Ok, this is getting a little too complicated. All you need is an appropriate amount of pure fuel, and a trigger. Everything else is just a matter of when and how big you want your boom to be. With a pure fuel (say 235), you can theoretically set it off with a hammer, provided you don’t mind being the only victim.
Two problems with this, besides the obvious. One, it might not work when you expect it to. You might have to hit it a couple times. You might hit it, the lift the hammer again, and it goes off before you hit it again. It might go off by itself before you hit it the first time. It’s all a matter of chance.
As a result, most bomb-grade fuel isn’t pure, but is instead doped a little to prevent things like this from happening. Last thing you want to do is visit the afterlife because you happened to be the unlucky guy that loaded the bomb onto the plane. Instead, you want your missles to meet a certain requirement for purity so you know that not only will they not only be stable until you trigger them, but they also won’t bounce harmlessly off the enemy’s lawn.
The other problem is the size of the boom itself. You don’t want to set off a nuclear war only to have your ICBM’s make a cute little “poof” noise. You want them to take out cities and small countries. You want them to level as much as they possibly can if you have to use them. This doesn’t necessarily mean having a pure fuel either, because if it’s too pure, it will blow before the optimum number of nuclei have reacted. Doping helps prevent this by “spacing” the nuclei far enough apart that as many of them as possible have a chance to react in the instant it takes the neutrons to move from one to another.
The trigger part is another story. Compared to making the fuel, setting up a trigger is akin to wiring your house. Not terribly hard, but you don’t want joe shmoe doing it either. The basic idea is to wrap the fuel with standard explosives, then light them off so that the resulting explosion smashes the fuel into a small, dense area. Then the fuel reacts, and the reaction takes care of itself.
The hard part is getting it right. The older bombs are easier to explain, if you’ve seen them. They are spherical, with wires hanging out of panels all around them. Each wire has to trigger the exposion at the exact right time to ignite the panel it’s attached to. A millisecond either way, and part of the fuel wont fire, or you may not get a reaction at all. Sad as it is, if the timing is completely off, all you may end up with is a conventional explosion from the trigger itself.
Just for the record, it’s not that difficult for rogue nations to build bombs. The US gov usually likes to say that it’s hard for them to get the fuel. It’s not. The hardest part is getting the people to work on them. While I’m sure there are a few crazies out there that are more than willing and capable of building a bomb, they are surprisingly few and far between.
Remember, it’s not a one man, basement-type operation. You need some impressive equiptment to prepare the fuel. You need operators to run the equiptment. You need someone to test, or at least calculate the proper arrangement of the fuel to the trigger, as well as the delivery mechanism. You need a lot of highly skilled technical people that believe that the bomb is the best answer to whatever problem you have. These tend to be few, as most highly skilled, technical people have better things to do than risk getting bombed out of existance if your enemy discovers you’re working on the bomb and decides to slow you down a bit.
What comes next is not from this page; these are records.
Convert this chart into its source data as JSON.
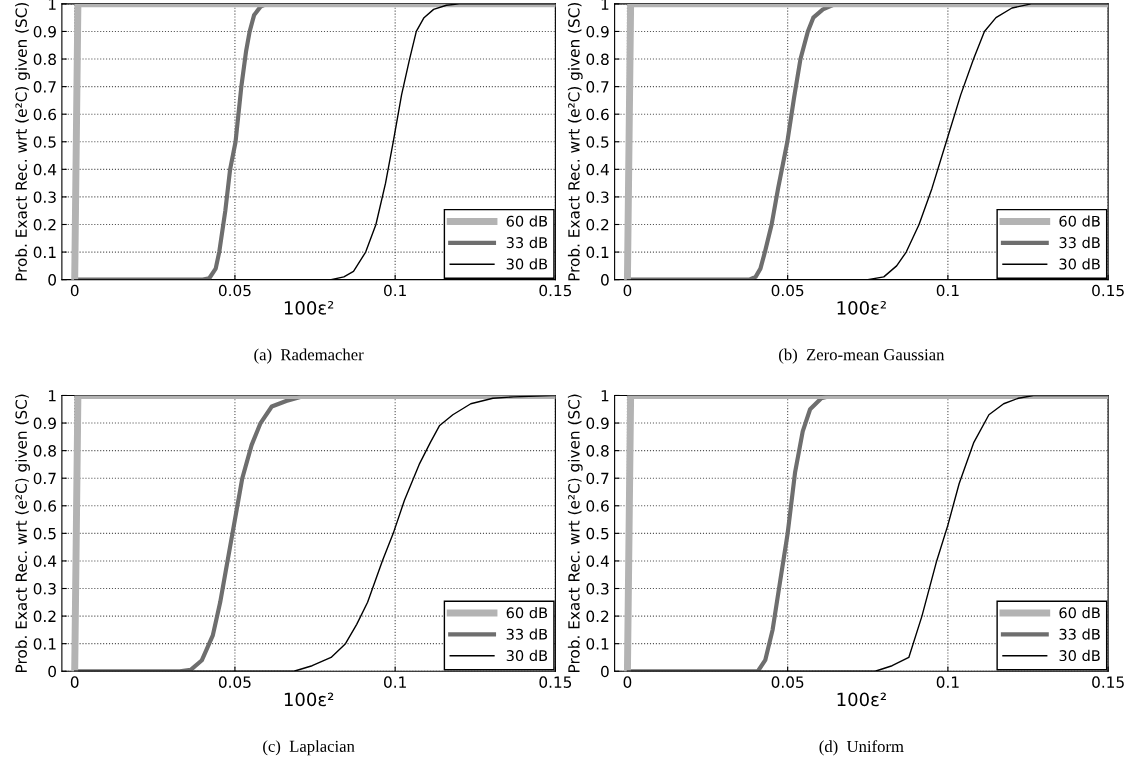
{
  "chart_data": [
    {
      "type": "line",
      "xlabel": "100ε²",
      "ylabel": "Prob. Exact Rec. wrt (e²C) given (SC)",
      "annotations": [
        "(a)  Rademacher"
      ],
      "xlim": [
        -0.004,
        0.15
      ],
      "xticks": [
        0,
        0.05,
        0.1,
        0.15
      ],
      "ylim": [
        0,
        1
      ],
      "yticks": [
        0,
        0.1,
        0.2,
        0.3,
        0.4,
        0.5,
        0.6,
        0.7,
        0.8,
        0.9,
        1
      ],
      "grid": true,
      "legend": "bottom right",
      "line_style": "solid",
      "series": [
        {
          "name": "60 dB",
          "color": "#b3b3b3",
          "x": [
            0,
            0.001,
            0.15
          ],
          "values": [
            0,
            1,
            1
          ]
        },
        {
          "name": "33 dB",
          "color": "#6e6e6e",
          "x": [
            0,
            0.04,
            0.042,
            0.044,
            0.0451,
            0.047,
            0.0485,
            0.0502,
            0.052,
            0.0535,
            0.0546,
            0.056,
            0.058,
            0.06,
            0.15
          ],
          "values": [
            0,
            0,
            0.005,
            0.04,
            0.1,
            0.25,
            0.4,
            0.5,
            0.7,
            0.83,
            0.9,
            0.96,
            0.99,
            1,
            1
          ]
        },
        {
          "name": "30 dB",
          "color": "#000000",
          "x": [
            0,
            0.08,
            0.084,
            0.087,
            0.0908,
            0.094,
            0.097,
            0.0994,
            0.102,
            0.1045,
            0.1066,
            0.109,
            0.112,
            0.116,
            0.12,
            0.15
          ],
          "values": [
            0,
            0,
            0.01,
            0.03,
            0.1,
            0.2,
            0.35,
            0.5,
            0.67,
            0.8,
            0.9,
            0.95,
            0.98,
            0.995,
            1,
            1
          ]
        }
      ]
    },
    {
      "type": "line",
      "xlabel": "100ε²",
      "ylabel": "Prob. Exact Rec. wrt (e²C) given (SC)",
      "annotations": [
        "(b)  Zero-mean Gaussian"
      ],
      "xlim": [
        -0.004,
        0.15
      ],
      "xticks": [
        0,
        0.05,
        0.1,
        0.15
      ],
      "ylim": [
        0,
        1
      ],
      "yticks": [
        0,
        0.1,
        0.2,
        0.3,
        0.4,
        0.5,
        0.6,
        0.7,
        0.8,
        0.9,
        1
      ],
      "grid": true,
      "legend": "bottom right",
      "line_style": "solid",
      "series": [
        {
          "name": "60 dB",
          "color": "#b3b3b3",
          "x": [
            0,
            0.001,
            0.15
          ],
          "values": [
            0,
            1,
            1
          ]
        },
        {
          "name": "33 dB",
          "color": "#6e6e6e",
          "x": [
            0,
            0.038,
            0.04,
            0.0415,
            0.0429,
            0.045,
            0.047,
            0.0499,
            0.052,
            0.054,
            0.0563,
            0.058,
            0.061,
            0.065,
            0.15
          ],
          "values": [
            0,
            0,
            0.01,
            0.04,
            0.1,
            0.2,
            0.33,
            0.5,
            0.66,
            0.8,
            0.9,
            0.95,
            0.98,
            1,
            1
          ]
        },
        {
          "name": "30 dB",
          "color": "#000000",
          "x": [
            0,
            0.075,
            0.08,
            0.084,
            0.087,
            0.091,
            0.095,
            0.0995,
            0.104,
            0.108,
            0.1114,
            0.115,
            0.12,
            0.126,
            0.15
          ],
          "values": [
            0,
            0,
            0.01,
            0.05,
            0.1,
            0.2,
            0.33,
            0.5,
            0.67,
            0.8,
            0.9,
            0.95,
            0.985,
            1,
            1
          ]
        }
      ]
    },
    {
      "type": "line",
      "xlabel": "100ε²",
      "ylabel": "Prob. Exact Rec. wrt (e²C) given (SC)",
      "annotations": [
        "(c)  Laplacian"
      ],
      "xlim": [
        -0.004,
        0.15
      ],
      "xticks": [
        0,
        0.05,
        0.1,
        0.15
      ],
      "ylim": [
        0,
        1
      ],
      "yticks": [
        0,
        0.1,
        0.2,
        0.3,
        0.4,
        0.5,
        0.6,
        0.7,
        0.8,
        0.9,
        1
      ],
      "grid": true,
      "legend": "bottom right",
      "line_style": "solid",
      "series": [
        {
          "name": "60 dB",
          "color": "#b3b3b3",
          "x": [
            0,
            0.001,
            0.15
          ],
          "values": [
            0,
            1,
            1
          ]
        },
        {
          "name": "33 dB",
          "color": "#6e6e6e",
          "x": [
            0,
            0.0328,
            0.0362,
            0.0397,
            0.0431,
            0.0454,
            0.0477,
            0.05,
            0.0523,
            0.0552,
            0.058,
            0.0615,
            0.066,
            0.0707,
            0.08,
            0.15
          ],
          "values": [
            0,
            0,
            0.005,
            0.04,
            0.13,
            0.25,
            0.4,
            0.55,
            0.7,
            0.82,
            0.9,
            0.96,
            0.98,
            0.995,
            1,
            1
          ]
        },
        {
          "name": "30 dB",
          "color": "#000000",
          "x": [
            0,
            0.0684,
            0.0741,
            0.08,
            0.0845,
            0.088,
            0.0914,
            0.096,
            0.0994,
            0.1029,
            0.1075,
            0.111,
            0.1138,
            0.118,
            0.1236,
            0.1305,
            0.137,
            0.149,
            0.15
          ],
          "values": [
            0,
            0,
            0.02,
            0.05,
            0.1,
            0.17,
            0.25,
            0.4,
            0.5,
            0.62,
            0.75,
            0.83,
            0.89,
            0.93,
            0.97,
            0.99,
            0.995,
            1,
            1
          ]
        }
      ]
    },
    {
      "type": "line",
      "xlabel": "100ε²",
      "ylabel": "Prob. Exact Rec. wrt (e²C) given (SC)",
      "annotations": [
        "(d)  Uniform"
      ],
      "xlim": [
        -0.004,
        0.15
      ],
      "xticks": [
        0,
        0.05,
        0.1,
        0.15
      ],
      "ylim": [
        0,
        1
      ],
      "yticks": [
        0,
        0.1,
        0.2,
        0.3,
        0.4,
        0.5,
        0.6,
        0.7,
        0.8,
        0.9,
        1
      ],
      "grid": true,
      "legend": "bottom right",
      "line_style": "solid",
      "series": [
        {
          "name": "60 dB",
          "color": "#b3b3b3",
          "x": [
            0,
            0.001,
            0.15
          ],
          "values": [
            0,
            1,
            1
          ]
        },
        {
          "name": "33 dB",
          "color": "#6e6e6e",
          "x": [
            0,
            0.0407,
            0.043,
            0.0453,
            0.0477,
            0.05,
            0.0523,
            0.0547,
            0.057,
            0.0605,
            0.064,
            0.15
          ],
          "values": [
            0,
            0,
            0.04,
            0.15,
            0.33,
            0.5,
            0.72,
            0.87,
            0.95,
            0.99,
            1,
            1
          ]
        },
        {
          "name": "30 dB",
          "color": "#000000",
          "x": [
            0,
            0.0773,
            0.0826,
            0.0878,
            0.0919,
            0.0965,
            0.1,
            0.1035,
            0.1081,
            0.1128,
            0.1174,
            0.122,
            0.1267,
            0.15
          ],
          "values": [
            0,
            0,
            0.02,
            0.05,
            0.2,
            0.4,
            0.53,
            0.68,
            0.83,
            0.93,
            0.97,
            0.99,
            1,
            1
          ]
        }
      ]
    }
  ]
}
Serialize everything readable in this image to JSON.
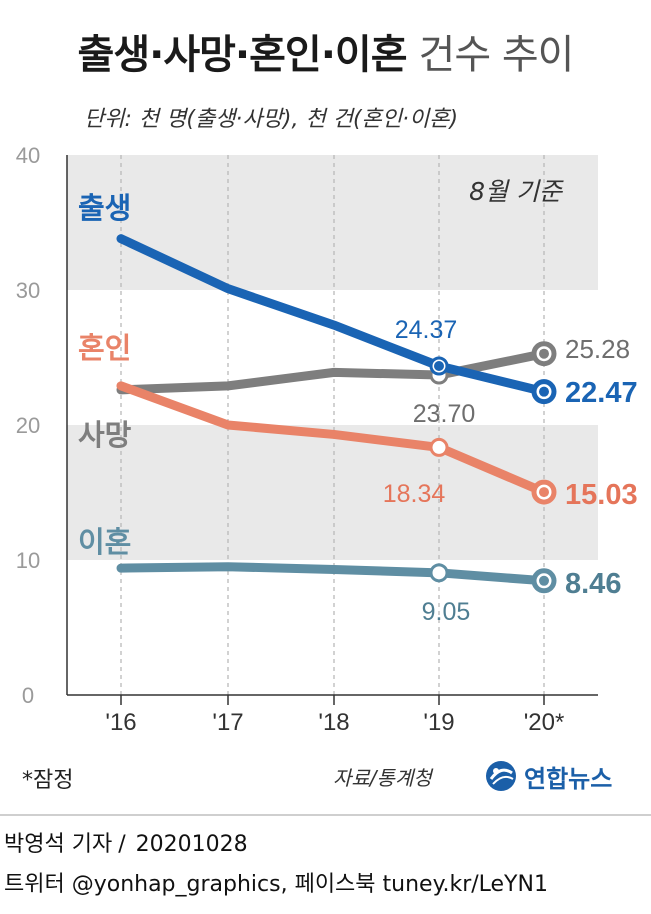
{
  "header": {
    "title_bold": "출생·사망·혼인·이혼",
    "title_light": "건수 추이",
    "unit": "단위: 천 명(출생·사망), 천 건(혼인·이혼)"
  },
  "footer": {
    "footnote": "*잠정",
    "source": "자료/통계청",
    "logo_text": "연합뉴스",
    "byline": "박영석 기자",
    "date": "20201028",
    "social": "트위터 @yonhap_graphics, 페이스북 tuney.kr/LeYN1"
  },
  "chart_data": {
    "type": "line",
    "annotation": "8월 기준",
    "categories": [
      "'16",
      "'17",
      "'18",
      "'19",
      "'20*"
    ],
    "ylim": [
      0,
      40
    ],
    "yticks": [
      0,
      10,
      20,
      30,
      40
    ],
    "series": [
      {
        "name": "출생",
        "color": "#1a64b4",
        "label_color": "#1a64b4",
        "values": [
          33.8,
          30.1,
          27.4,
          24.37,
          22.47
        ],
        "labels": [
          "",
          "",
          "",
          "24.37",
          "22.47"
        ]
      },
      {
        "name": "사망",
        "color": "#7e7e7e",
        "label_color": "#6e6e6e",
        "values": [
          22.6,
          22.9,
          23.9,
          23.7,
          25.28
        ],
        "labels": [
          "",
          "",
          "",
          "23.70",
          "25.28"
        ]
      },
      {
        "name": "혼인",
        "color": "#e98368",
        "label_color": "#e5755a",
        "values": [
          22.9,
          20.0,
          19.3,
          18.34,
          15.03
        ],
        "labels": [
          "",
          "",
          "",
          "18.34",
          "15.03"
        ]
      },
      {
        "name": "이혼",
        "color": "#5f8ea3",
        "label_color": "#4f7e92",
        "values": [
          9.4,
          9.5,
          9.3,
          9.05,
          8.46
        ],
        "labels": [
          "",
          "",
          "",
          "9.05",
          "8.46"
        ]
      }
    ]
  }
}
For an example of how hard it is to build a bomb if you have the right people, look at the recent example of india and pakistan. Both countries have long had the skilled people to build a weapon. It was only when tensions reached a boiling point that they did it, and ignited one. Not too long after, pakistan did the same. How? They were able to drum up enough fear of each other that both sides were able to convince enough people to work on it to protect their countries.